Regionarie M5S sospese, Giulivi: "La mia è una battaglia per la trasparenza"

Mal di Sicilia Di Maio ai torinesi: "Se andremo al governo bloccheremo la Tav"
Rufina Vignone | 16 Settembre, 2017, 22:35

Lo afferma Giancarlo Cancelleri (M5S), a margine di una iniziativa dei pentastellati nel Messinese, commentando la sospensione in via cautelare da parte del Tribunale di Palermo delle "regionarie", con cui i 5 stelle hanno scelto i candidati alle Regionali in Sicilia.

La giudice non riconosce al momento il testo che il candidato avrebbe dovuto firmare come codice etico e scrive nel provvedimento: "Poiché non risulta (né è stato allegato) che detta adesione dovesse intervenire prima della candidatura proposta online, e al contrario risulta che nella precedente procedura per le comunarie detta adesione è stata richiesta solo all'esito delle primarie, e poiché il Giulivi è stato escluso da detta procedura, senza formalizzazione di alcun invito alla relativa sottoscrizione, deve escludersi la sussistenza della causa ostativa alla candidatura (mancata sottoscrizione del cosiddetto codice etico) prospettata dall'associazione resistente".

"Giancarlo Cancelleri è il nostro candidato alla Presidenza della Regione".

Per Di Maio e il Movimento 5 Stelle di conseguenza potrebbe essere necessario stringere alleanze post voto se si vuole governare, visto che è assai improbabile che forze ostili come il Partito Democratico e Forza Italia possano dare "fiducia" a un possibile esecutivo pentastellato.

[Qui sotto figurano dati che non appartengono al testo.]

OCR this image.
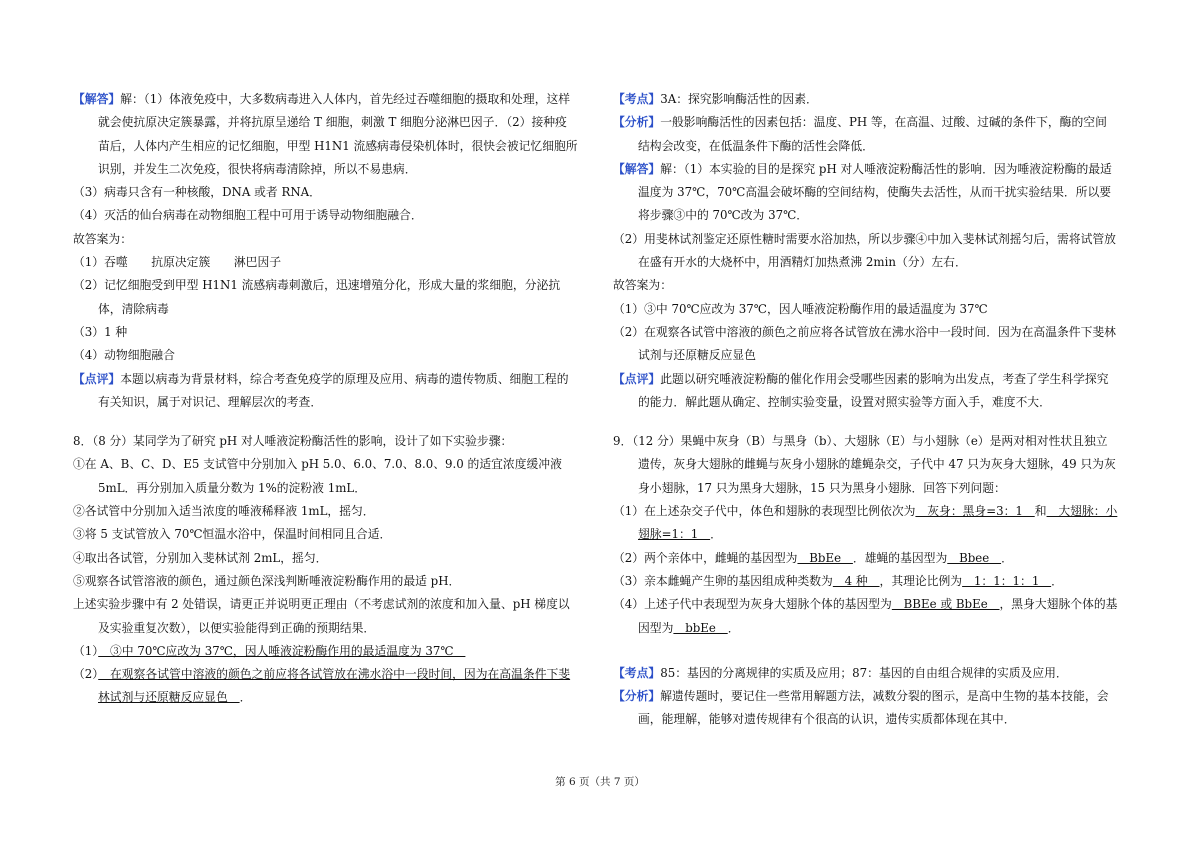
【解答】解：（1）体液免疫中，大多数病毒进入人体内，首先经过吞噬细胞的摄取和处理，这样就会使抗原决定簇暴露，并将抗原呈递给 T 细胞，刺激 T 细胞分泌淋巴因子．（2）接种疫苗后，人体内产生相应的记忆细胞，甲型 H1N1 流感病毒侵染机体时，很快会被记忆细胞所识别，并发生二次免疫，很快将病毒清除掉，所以不易患病．

（3）病毒只含有一种核酸，DNA 或者 RNA．

（4）灭活的仙台病毒在动物细胞工程中可用于诱导动物细胞融合．

故答案为：

（1）吞噬　　抗原决定簇　　淋巴因子

（2）记忆细胞受到甲型 H1N1 流感病毒刺激后，迅速增殖分化，形成大量的浆细胞，分泌抗体，清除病毒

（3）1 种

（4）动物细胞融合

【点评】本题以病毒为背景材料，综合考查免疫学的原理及应用、病毒的遗传物质、细胞工程的有关知识，属于对识记、理解层次的考查．

8．（8 分）某同学为了研究 pH 对人唾液淀粉酶活性的影响，设计了如下实验步骤：

①在 A、B、C、D、E5 支试管中分别加入 pH 5.0、6.0、7.0、8.0、9.0 的适宜浓度缓冲液 5mL．再分别加入质量分数为 1%的淀粉液 1mL．

②各试管中分别加入适当浓度的唾液稀释液 1mL，摇匀．

③将 5 支试管放入 70℃恒温水浴中，保温时间相同且合适．

④取出各试管，分别加入斐林试剂 2mL，摇匀．

⑤观察各试管溶液的颜色，通过颜色深浅判断唾液淀粉酶作用的最适 pH．

上述实验步骤中有 2 处错误，请更正并说明更正理由（不考虑试剂的浓度和加入量、pH 梯度以及实验重复次数），以便实验能得到正确的预期结果．

（1）　③中 70℃应改为 37℃，因人唾液淀粉酶作用的最适温度为 37℃　

（2）　在观察各试管中溶液的颜色之前应将各试管放在沸水浴中一段时间，因为在高温条件下斐林试剂与还原糖反应显色　．

【考点】3A：探究影响酶活性的因素．

【分析】一般影响酶活性的因素包括：温度、PH 等，在高温、过酸、过碱的条件下，酶的空间结构会改变，在低温条件下酶的活性会降低．

【解答】解：（1）本实验的目的是探究 pH 对人唾液淀粉酶活性的影响．因为唾液淀粉酶的最适温度为 37℃，70℃高温会破坏酶的空间结构，使酶失去活性，从而干扰实验结果．所以要将步骤③中的 70℃改为 37℃．

（2）用斐林试剂鉴定还原性糖时需要水浴加热，所以步骤④中加入斐林试剂摇匀后，需将试管放在盛有开水的大烧杯中，用酒精灯加热煮沸 2min（分）左右．

故答案为：

（1）③中 70℃应改为 37℃，因人唾液淀粉酶作用的最适温度为 37℃

（2）在观察各试管中溶液的颜色之前应将各试管放在沸水浴中一段时间．因为在高温条件下斐林试剂与还原糖反应显色

【点评】此题以研究唾液淀粉酶的催化作用会受哪些因素的影响为出发点，考查了学生科学探究的能力．解此题从确定、控制实验变量，设置对照实验等方面入手，难度不大．

9．（12 分）果蝇中灰身（B）与黑身（b）、大翅脉（E）与小翅脉（e）是两对相对性状且独立遗传，灰身大翅脉的雌蝇与灰身小翅脉的雄蝇杂交，子代中 47 只为灰身大翅脉，49 只为灰身小翅脉，17 只为黑身大翅脉，15 只为黑身小翅脉．回答下列问题：

（1）在上述杂交子代中，体色和翅脉的表现型比例依次为　灰身：黑身=3：1　和　大翅脉：小翅脉=1：1　．

（2）两个亲体中，雌蝇的基因型为　BbEe　．雄蝇的基因型为　Bbee　．

（3）亲本雌蝇产生卵的基因组成种类数为　4 种　，其理论比例为　1：1：1：1　．

（4）上述子代中表现型为灰身大翅脉个体的基因型为　BBEe 或 BbEe　，黑身大翅脉个体的基因型为　bbEe　．

【考点】85：基因的分离规律的实质及应用；87：基因的自由组合规律的实质及应用．

【分析】解遗传题时，要记住一些常用解题方法，减数分裂的图示，是高中生物的基本技能，会画，能理解，能够对遗传规律有个很高的认识，遗传实质都体现在其中．

第 6 页（共 7 页）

Il giudice "ha ritenuto però di dover estendere il contradditorio ai candidati votati alle primarie e ha quindi disposto una nuova udienza per il 18 settembre in occasione della quale il provvedimento verrà o confermato o revocato", aggiunge il legale.

"Ma non hanno capito - aggiunge - di che pasta siamo fatti".

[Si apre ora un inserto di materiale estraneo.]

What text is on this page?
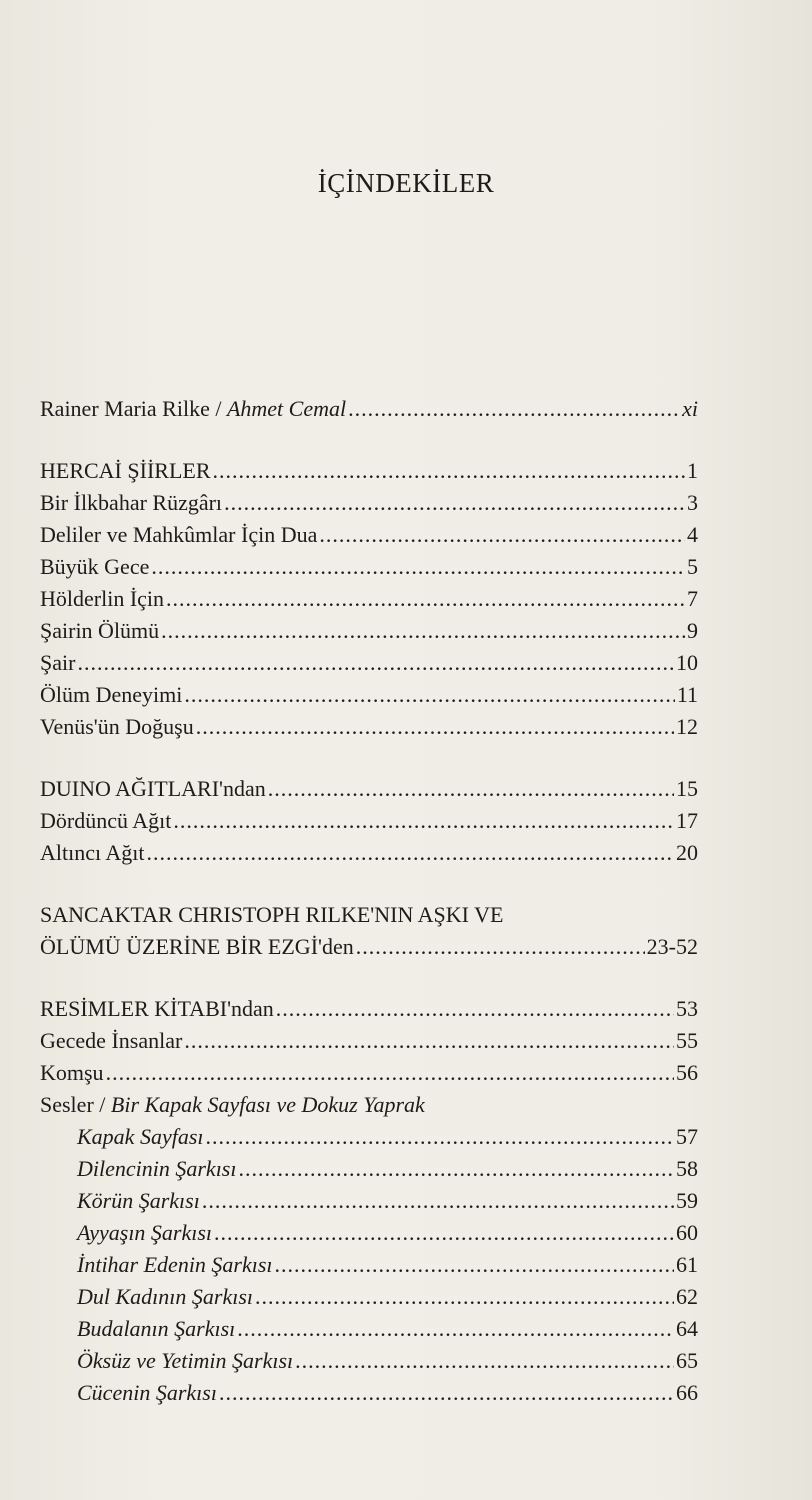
İÇİNDEKİLER
Rainer Maria Rilke / Ahmet Cemal .....	xi
HERCAİ ŞİİRLER .....	1
Bir İlkbahar Rüzgârı .....	3
Deliler ve Mahkûmlar İçin Dua .....	4
Büyük Gece .....	5
Hölderlin İçin .....	7
Şairin Ölümü .....	9
Şair .....	10
Ölüm Deneyimi .....	11
Venüs'ün Doğuşu .....	12
DUINO AĞITLARI'ndan .....	15
Dördüncü Ağıt .....	17
Altıncı Ağıt .....	20
SANCAKTAR CHRISTOPH RILKE'NIN AŞKI VE
ÖLÜMÜ ÜZERİNE BİR EZGİ'den .....	23-52
RESİMLER KİTABI'ndan .....	53
Gecede İnsanlar .....	55
Komşu .....	56
Sesler / Bir Kapak Sayfası ve Dokuz Yaprak
Kapak Sayfası .....	57
Dilencinin Şarkısı .....	58
Körün Şarkısı .....	59
Ayyaşın Şarkısı .....	60
İntihar Edenin Şarkısı .....	61
Dul Kadının Şarkısı .....	62
Budalanın Şarkısı .....	64
Öksüz ve Yetimin Şarkısı .....	65
Cücenin Şarkısı .....	66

Il #M5S prova a reagire alla decisione del Tribunale di Palermo di sospendere la validità delle votazioni #regionarie online che hanno designato Giancarlo #cancelleri come candidato alla presidenza della Regione Sicilia.

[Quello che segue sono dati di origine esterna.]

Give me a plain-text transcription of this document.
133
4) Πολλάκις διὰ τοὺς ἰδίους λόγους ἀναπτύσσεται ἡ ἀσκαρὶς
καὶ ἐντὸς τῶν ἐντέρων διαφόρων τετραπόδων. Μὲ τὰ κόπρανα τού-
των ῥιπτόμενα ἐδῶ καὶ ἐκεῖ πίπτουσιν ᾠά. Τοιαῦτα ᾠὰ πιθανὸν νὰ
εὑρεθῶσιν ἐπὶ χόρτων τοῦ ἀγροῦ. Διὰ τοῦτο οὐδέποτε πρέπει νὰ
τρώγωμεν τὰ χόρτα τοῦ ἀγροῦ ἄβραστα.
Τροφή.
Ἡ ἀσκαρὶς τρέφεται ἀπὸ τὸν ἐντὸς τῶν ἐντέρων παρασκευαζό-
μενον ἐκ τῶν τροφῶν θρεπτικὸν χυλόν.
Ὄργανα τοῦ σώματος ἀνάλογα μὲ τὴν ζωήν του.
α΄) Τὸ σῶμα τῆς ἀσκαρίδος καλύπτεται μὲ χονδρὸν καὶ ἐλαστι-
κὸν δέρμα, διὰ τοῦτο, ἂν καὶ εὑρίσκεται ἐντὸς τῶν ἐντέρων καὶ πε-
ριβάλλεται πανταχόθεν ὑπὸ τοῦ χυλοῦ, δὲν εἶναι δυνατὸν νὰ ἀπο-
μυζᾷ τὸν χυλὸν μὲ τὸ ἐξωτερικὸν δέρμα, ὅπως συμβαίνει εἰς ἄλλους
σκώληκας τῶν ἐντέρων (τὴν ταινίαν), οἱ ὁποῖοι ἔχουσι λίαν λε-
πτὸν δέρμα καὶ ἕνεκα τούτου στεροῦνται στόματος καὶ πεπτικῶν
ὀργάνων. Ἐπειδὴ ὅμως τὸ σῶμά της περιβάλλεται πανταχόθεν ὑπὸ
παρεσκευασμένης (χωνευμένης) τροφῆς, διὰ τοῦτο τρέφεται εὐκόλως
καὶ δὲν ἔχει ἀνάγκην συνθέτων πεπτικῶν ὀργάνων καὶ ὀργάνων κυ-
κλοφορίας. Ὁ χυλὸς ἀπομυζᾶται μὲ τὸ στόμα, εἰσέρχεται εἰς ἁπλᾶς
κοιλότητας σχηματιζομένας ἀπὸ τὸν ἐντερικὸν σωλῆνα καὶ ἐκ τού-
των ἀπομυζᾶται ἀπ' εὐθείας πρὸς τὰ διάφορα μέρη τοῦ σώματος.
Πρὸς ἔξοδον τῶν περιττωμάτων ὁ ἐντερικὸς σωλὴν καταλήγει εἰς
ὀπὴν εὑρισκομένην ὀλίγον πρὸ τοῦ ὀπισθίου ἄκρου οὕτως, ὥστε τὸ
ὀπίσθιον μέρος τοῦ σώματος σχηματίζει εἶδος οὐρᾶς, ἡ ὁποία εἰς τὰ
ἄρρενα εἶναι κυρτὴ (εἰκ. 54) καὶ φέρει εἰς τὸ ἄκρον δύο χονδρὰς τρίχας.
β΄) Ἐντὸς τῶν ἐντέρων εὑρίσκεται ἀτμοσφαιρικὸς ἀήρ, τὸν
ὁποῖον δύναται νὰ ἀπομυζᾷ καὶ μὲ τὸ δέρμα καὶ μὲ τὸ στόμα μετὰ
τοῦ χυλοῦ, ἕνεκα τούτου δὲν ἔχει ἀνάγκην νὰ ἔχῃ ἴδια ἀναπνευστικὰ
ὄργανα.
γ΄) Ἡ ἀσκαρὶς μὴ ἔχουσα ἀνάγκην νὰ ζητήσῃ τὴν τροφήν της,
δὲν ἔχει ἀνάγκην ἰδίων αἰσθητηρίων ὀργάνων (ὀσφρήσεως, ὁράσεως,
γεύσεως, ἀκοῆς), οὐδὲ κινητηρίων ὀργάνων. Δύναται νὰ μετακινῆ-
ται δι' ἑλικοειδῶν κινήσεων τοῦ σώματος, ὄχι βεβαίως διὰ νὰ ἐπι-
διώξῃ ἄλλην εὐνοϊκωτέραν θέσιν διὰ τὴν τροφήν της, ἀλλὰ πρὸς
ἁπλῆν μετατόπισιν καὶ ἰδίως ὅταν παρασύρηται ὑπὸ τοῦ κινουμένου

"Gli incontri che stiamo portando avanti in questi giorni e che porteremo avanti nei prossimi dieci parlano alla Sicilia abbandonata". Un risultato che, dopo le dimissioni del deputato regionale Giorgio Ciaccio, anche lui rinviato a giudizio per l'affaire firme false, gli dovrebbe consentire di subentrare al suo posto. Giulivi era stato escluso per non aver presentato un documento che gli era stato sottoposto dal Movimento, indispensabile per la sua candidatura. Si tratta di Mauro Giulivi, ingegnere informatico che già prima delle Comunali 2012 creò il primo nucleo storico dei 5 Stelle in una Palermo allora dominata dalla figura di Riccardo Nuti, il parlamentare poi estromesso per lo scandalo "firme false", espulso con altre due deputate. E disegna lo scenario più plausibile: "Basterà rispettare le decisioni del giudice che ha accolto il mio ricorso e ripetere le votazioni". Il M5S tutto quel che fa lo fa senza finanziamento pubblico ai partiti, o rimborso elettorale, abbiamo rifiutato 42 milioni di rimborsi, hai voglia a organizzare manifestazioni, campagne elettorali con 42 di milioni di euro!